Bugün Türkiye’nin durumunu, bölgemizin durumunu, dünyada yaşananları, siyasetin durumunu, seçim çalışmalarını, seçim sonuçlarını, güç oyunlarını, çıkar savaşlarını, oynanan oyunları yazmayacağım. Çünkü bugün Bayram. Hem de çifte bayram. Bayram sevinci, bayram mutluluğu bayram bereketini bayramın rahmetini gönüllerde hissetme zamanı.
Üç ayları; Recep, Şaban ve Ramazan’ı idrak ettik. Bizde kandiller-bayramlar kaynaşma, dayanışma, buluşma, kavuşma, tanış olma günleridir. Rabbimin ‘Bilinmek istedim. İnsanı yarattım’ sırrına vakıf olmak için bayramlar, kandiller düğünler, dernekler bizler için çok önemlidir.

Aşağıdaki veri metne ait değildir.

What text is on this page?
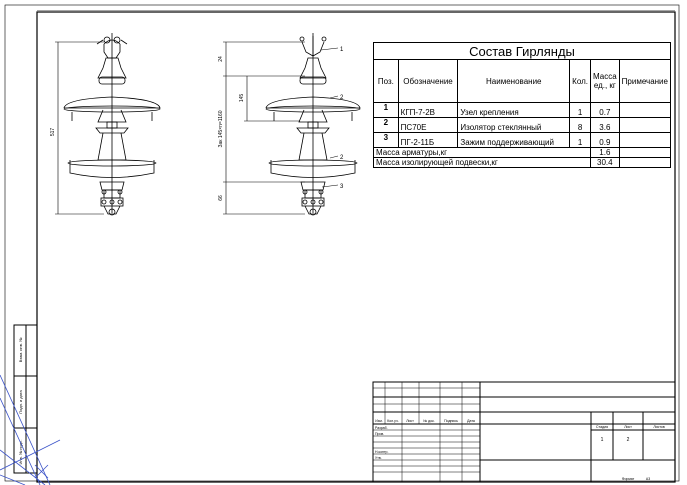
517
24
145
Зак 145×n=1160
66
1
2
2
3
Взам. инв. №
Подп. и дата
Инв. № подл.
Изм. Кол.уч. Лист	№ док.	Подпись	Дата
Разраб.
Пров.
Н.контр.
Утв.
Стадия	Лист	Листов
1	2
Формат	А3
Состав Гирлянды					
Поз.	Обозначение	Наименование	Кол.	Масса ед., кг	Примечание
1	КГП-7-2В	Узел крепления	1	0.7	
2	ПС70Е	Изолятор стеклянный	8	3.6	
3	ПГ-2-11Б	Зажим поддерживающий	1	0.9	
Масса арматуры,кг				1.6	
Масса изолирующей подвески,кг				30.4	
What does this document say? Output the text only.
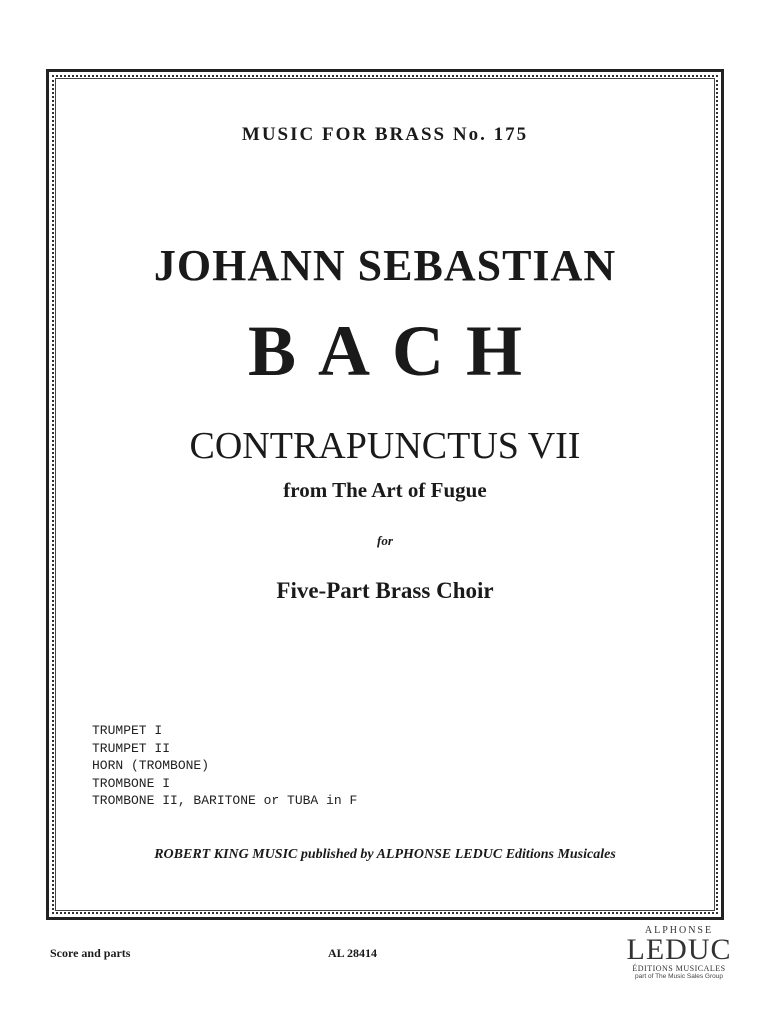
MUSIC FOR BRASS No. 175
JOHANN SEBASTIAN
BACH
CONTRAPUNCTUS VII
from The Art of Fugue
for
Five-Part Brass Choir
TRUMPET I
TRUMPET II
HORN (TROMBONE)
TROMBONE I
TROMBONE II, BARITONE or TUBA in F
ROBERT KING MUSIC published by ALPHONSE LEDUC Editions Musicales
Score and parts	AL 28414
ALPHONSE
LEDUC
ÉDITIONS MUSICALES
part of The Music Sales Group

Tanış olmak, tanışıklığı sıklaştırmak, tanışıklığı artırmak… Hal hatır sormak, dertleri, tasaları, sorunları, problemleri, sevinçleri paylaşmak.. Paylaştıkça azalanlar, paylaştıkça çoğalanlara vakıf olmak..
Eş-dost, akraba-hısım, arkadaşlarla kaynaşmak. Günümüz dünyasına ve özellikle Türkiye’sinde kalabalıklar içinde yaşadığımız yalnızlığı bir nebze olsun gidermek. Aynı apartmanda oturup yıllarca komşunun kim olduğundan haberdar olmama. Hatta son yıllarda teknolojinin gelişmesi ile bilgisayar ve akıllı telefonlar dolayısıyla aynı evde anne-baba, evlatların odalarına geçip saatlerce hatta günlerce bir birlerinin varlıklarından bihaber olup yüzlerini göremeyip artan yalnızlıklar. Toplumun bir taraftan yakın çevresinden kopup giderken, bir taraftan bölgeler arası, ülkeler arası hatta kıtalararası bilmediği görmediği insanlarla arkadaşlıkları, iletişimleri. Ama aynı evin içinde, aynı çatının altında bir birine uzak nesiller…
İşte bayramlar milletin kaynaşması, işte bayramlar ailelerin kaynaşması, işte bayramlar arkadaşlıkların pekişmesi, işte bayramlar dostlukların sıklaşması, işte bayramlar toplumsal yalnızlığın azaltılması, işte bayramlar akraba bağlarının kuvvetlenmesi, işte bayramlar dertlerin, sorunların, problemlerin paylaşılması, sevinçlerin paylaşılması, nesiller arası tanışıklıkların artması için ilaçtır.
Gözlerin hınç ve kine her alanda büründüğü, çıkar savaşlarının arttığı, menfaat penceresinin sonuna kadar açılıp, gönül pencerelerinin sürgülendiği bir durumdan kısa zaman da olsa nefislerimizin zincirinden kurtulup benliğimizi kaplayan kin, nefret, haset, çıkar, kıskançlık kalıplarından sıyrılarak gönül pencerelerimizin sonuna kadar açıldığı, sevinçlerimizi paylaşmamızın zevkine vardığımız, paylaşma duygusunun hazzına ulaştığımız, dostlarla kucaklaşmanın, bir büyüğün elini öpmenin, bir küçüğü sevindirmenin, tanıdıkları, arkadaşları aramanın adıdır bayram.
30 Ramazan tuttuğumuz oruçların, kıldığımız teravihlerin, namazların, açtığımız iftarların, kalktığımız sahurların mükâfatıdır bayram.